Sunday, March 27, 2011

IPW: Integrated Projects Week

The week before spring break, The School tosses aside the "normal" schedule and students sign up for special courses to study something different.  This year I worked with teachers Chris Pappas and Monica Amaro and twelve sixth and seventh grade boys doing "sneaker design."  Though everyone was excited just to design sneakers, we also explored the entire eco-system of sneaker culture from marketing to manufacturing to economics.  Once we started thinking about it from a deep level we quickly realized that one week would not be enough time!

On day one we started by showing Sneaker Confidential, a somewhat outdated but themeatically appropriate video.  Most of the time, when I watch videos with students, I like to pause and explain things that are happening and open it up for quick conversation to make sure everyone understands.  Even though this was only a 45 minute video, it took us almost 2 hours to watch the whole thing!

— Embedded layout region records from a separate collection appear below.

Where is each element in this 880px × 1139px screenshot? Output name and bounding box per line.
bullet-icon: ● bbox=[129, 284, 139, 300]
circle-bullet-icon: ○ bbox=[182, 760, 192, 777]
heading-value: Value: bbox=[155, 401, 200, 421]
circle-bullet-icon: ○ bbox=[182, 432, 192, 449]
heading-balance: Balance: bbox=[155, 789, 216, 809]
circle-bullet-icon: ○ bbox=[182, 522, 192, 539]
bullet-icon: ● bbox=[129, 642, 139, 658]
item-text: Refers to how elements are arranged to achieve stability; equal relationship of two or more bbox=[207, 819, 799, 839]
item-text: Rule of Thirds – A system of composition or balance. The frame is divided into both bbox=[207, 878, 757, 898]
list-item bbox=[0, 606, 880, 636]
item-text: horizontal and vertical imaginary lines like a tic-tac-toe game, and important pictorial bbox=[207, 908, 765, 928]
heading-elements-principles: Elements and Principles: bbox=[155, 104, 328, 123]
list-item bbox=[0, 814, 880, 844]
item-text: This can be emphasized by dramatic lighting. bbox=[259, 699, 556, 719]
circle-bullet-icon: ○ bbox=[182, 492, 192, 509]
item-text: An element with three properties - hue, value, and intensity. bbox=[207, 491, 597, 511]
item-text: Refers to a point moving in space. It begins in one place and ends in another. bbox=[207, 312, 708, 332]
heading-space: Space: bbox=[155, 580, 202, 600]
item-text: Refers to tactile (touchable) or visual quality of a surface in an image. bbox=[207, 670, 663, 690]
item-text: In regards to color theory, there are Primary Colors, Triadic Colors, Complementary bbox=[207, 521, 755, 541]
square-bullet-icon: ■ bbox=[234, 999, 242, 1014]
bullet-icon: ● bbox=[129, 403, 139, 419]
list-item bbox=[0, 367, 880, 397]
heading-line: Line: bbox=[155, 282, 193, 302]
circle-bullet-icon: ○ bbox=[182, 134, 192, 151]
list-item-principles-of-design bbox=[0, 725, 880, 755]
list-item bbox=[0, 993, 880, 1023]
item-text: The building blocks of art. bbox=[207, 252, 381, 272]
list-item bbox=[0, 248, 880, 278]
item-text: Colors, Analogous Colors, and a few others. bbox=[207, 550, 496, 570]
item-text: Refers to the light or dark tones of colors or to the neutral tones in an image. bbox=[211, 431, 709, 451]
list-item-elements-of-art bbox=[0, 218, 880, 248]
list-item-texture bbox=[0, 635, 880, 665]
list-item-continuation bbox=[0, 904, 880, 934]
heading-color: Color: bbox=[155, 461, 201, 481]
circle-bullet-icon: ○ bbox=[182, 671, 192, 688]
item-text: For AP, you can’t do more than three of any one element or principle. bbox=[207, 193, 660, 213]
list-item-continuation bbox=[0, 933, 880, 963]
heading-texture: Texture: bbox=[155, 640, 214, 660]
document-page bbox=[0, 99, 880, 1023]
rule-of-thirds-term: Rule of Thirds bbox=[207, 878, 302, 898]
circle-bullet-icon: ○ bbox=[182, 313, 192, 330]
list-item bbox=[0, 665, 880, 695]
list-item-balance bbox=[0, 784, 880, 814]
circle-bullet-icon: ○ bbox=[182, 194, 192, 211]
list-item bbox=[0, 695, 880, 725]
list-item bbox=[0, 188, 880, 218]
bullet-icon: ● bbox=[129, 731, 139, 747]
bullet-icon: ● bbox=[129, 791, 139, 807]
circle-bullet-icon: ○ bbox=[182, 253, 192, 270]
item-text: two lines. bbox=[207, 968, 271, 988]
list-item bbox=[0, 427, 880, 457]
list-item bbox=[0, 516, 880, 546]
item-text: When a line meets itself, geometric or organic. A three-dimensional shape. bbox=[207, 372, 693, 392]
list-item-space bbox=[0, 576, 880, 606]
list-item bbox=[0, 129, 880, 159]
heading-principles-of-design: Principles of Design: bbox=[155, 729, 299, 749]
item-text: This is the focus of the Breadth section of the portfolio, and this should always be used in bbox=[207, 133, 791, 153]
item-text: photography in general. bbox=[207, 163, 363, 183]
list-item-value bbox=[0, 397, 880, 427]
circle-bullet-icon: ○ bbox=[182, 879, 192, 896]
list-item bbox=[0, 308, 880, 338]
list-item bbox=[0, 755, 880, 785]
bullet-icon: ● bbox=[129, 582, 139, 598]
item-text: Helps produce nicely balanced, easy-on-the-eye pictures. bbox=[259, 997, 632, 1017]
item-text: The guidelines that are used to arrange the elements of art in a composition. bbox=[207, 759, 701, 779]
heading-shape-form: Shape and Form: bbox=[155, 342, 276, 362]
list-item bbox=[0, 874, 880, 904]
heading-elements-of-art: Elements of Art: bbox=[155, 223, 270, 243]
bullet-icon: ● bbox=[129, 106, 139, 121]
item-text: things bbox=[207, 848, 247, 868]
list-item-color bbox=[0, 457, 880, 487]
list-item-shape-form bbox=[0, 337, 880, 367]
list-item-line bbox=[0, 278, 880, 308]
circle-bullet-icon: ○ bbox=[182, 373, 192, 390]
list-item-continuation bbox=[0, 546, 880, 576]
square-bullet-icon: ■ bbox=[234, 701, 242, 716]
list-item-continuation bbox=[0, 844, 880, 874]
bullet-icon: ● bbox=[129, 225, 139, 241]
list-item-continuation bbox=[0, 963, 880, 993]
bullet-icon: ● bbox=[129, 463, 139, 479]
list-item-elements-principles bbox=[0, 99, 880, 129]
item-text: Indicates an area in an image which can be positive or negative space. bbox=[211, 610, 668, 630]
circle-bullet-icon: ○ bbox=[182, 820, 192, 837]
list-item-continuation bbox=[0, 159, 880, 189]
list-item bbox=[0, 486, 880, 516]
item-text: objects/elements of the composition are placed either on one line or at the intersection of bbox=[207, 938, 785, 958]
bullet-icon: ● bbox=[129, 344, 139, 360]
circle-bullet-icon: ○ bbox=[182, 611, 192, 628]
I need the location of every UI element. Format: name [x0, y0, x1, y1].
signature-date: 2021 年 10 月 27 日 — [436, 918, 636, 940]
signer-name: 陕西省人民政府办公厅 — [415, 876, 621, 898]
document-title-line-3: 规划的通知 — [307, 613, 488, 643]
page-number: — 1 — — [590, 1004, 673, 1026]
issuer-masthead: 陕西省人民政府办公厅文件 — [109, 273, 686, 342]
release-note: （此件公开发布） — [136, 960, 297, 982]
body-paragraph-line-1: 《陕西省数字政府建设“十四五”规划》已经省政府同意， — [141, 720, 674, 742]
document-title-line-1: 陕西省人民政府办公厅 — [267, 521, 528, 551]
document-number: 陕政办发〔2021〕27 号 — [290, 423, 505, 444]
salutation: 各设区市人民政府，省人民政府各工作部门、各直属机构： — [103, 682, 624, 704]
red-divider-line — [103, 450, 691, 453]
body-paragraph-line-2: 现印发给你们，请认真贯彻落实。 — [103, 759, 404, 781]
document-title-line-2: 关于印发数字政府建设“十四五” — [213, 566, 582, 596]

In the afternoon, students began individual research projects on different brands of shoes.

Over the next few days we bought a pair of size 7 Jordans on 125th street and we tried to sell them at Flight Club  on lower broadway.  Unfortunately they weren't interested because the shoe wasn't rare. We also went to Niketown and tried out NikeID.

The best part of our week was on Thursday afternoon when Puma sponsored our shoe design activity.  Each student designed their own pair of sneaks.  In a few weeks, Puma will send them to us. It's a marketing gimmick for them, and it was clear that each student is now a convert to the Puma brand!  You can view the photographs here:

IPW is the best week of the year.  I wish I got this excited about teaching everything else!

Wednesday, February 2, 2011

Collaborative writing

In 5th grade we're learning about progress and Moore's law through a study of the history of ipods.  It's lots of fun, with kids researching individual models 2001 - present using both wikipedia as an entry point and Apple's press release library for primary source verification.  After the research about release date, capacity, features and price, and creating a timeline, the students have to collaboratively write a script for a ipod history podcast.

It's been a challenge for a number of groups.  Though we're all on google docs, and we've divided up the script into parts,  I'm struggling to model and show strategies for collaboratively writing high quality text.  We've had conversations about the need to write collaboratively, how much of what we read nowadays is collaboratively written, but talk is cheap.  I need to model an effective approach.  Am I stepping too far out of my discipline as a technology integrator?